In that last chapters and as the book was ending I began to wonder what Steinbeck's real purpose was for writing this novel about the Great Depression. During The Grapes of Wrath the story of families and the description of hardships are a main part of the story. However it wasn't toward the end of the book when I really saw what the novel was maybe written about. Towards the end of the book there are several chapters that really get into the political side of the Great Depression. Steinbeck has been known for his Marxist views but for my opinion they have been kept out of his writing, in this book anyway. There were many political and economic things that were wrong with how the Great Depression was treated and we start to see Steinbeck's views come out in characters and especially in the chapters in between the Joad's plot line.
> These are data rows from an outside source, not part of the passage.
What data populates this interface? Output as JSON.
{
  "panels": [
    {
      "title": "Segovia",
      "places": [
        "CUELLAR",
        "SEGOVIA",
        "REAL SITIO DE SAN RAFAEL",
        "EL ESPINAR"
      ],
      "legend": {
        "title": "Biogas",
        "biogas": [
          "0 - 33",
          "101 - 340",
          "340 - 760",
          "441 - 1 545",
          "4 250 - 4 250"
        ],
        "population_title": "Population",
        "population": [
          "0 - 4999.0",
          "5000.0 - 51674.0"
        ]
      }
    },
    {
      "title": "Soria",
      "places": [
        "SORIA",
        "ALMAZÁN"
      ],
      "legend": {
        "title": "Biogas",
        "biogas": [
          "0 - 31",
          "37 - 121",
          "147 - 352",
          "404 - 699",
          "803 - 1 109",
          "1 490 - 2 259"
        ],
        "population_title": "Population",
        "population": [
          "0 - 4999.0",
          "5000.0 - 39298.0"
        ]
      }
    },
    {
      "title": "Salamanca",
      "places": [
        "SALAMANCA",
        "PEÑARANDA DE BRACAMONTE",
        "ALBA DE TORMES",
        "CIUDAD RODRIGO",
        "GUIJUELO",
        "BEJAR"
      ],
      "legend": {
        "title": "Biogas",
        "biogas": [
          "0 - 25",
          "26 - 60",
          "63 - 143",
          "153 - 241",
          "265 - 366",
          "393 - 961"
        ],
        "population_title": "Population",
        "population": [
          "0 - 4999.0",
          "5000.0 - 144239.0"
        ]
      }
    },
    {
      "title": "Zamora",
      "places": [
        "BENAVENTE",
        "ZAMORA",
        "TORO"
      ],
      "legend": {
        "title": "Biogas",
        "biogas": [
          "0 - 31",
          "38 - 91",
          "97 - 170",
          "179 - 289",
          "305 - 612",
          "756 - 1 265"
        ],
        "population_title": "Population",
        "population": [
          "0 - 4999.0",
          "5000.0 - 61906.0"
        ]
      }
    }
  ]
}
Starting in chapter twenty five when the destroying of the crop and how the people were kept from it, we start to feel and Steinbeck artfully guides us to take his side of things. The injustice described in that chapter is a stark difference from the rest of the novel because it depicts it so well and completely. “A million people hungry, needing fruit-and kerosene sprayed over the gokden mountains. And the smell of rot fills the country”(448). I believe that the whole book was used to get the reader and audience to empathize with the migrants, and then to join the cause as the injustices were described at the end of the book. I also see another angle, an angle of hope for the future. Steinbeck wrote this book in the middle of the Depression were he could still see its effects and his world. At the end of the chapters a strong image of green grass growing up after a hard winter is very hopeful feel toward the situation. “Tiny points if grass came through the earth, and in a few days the hills were pale green with the beginning year”(556). This end of the chapter is very hopeful for a new future without hardships and a new earth to live in.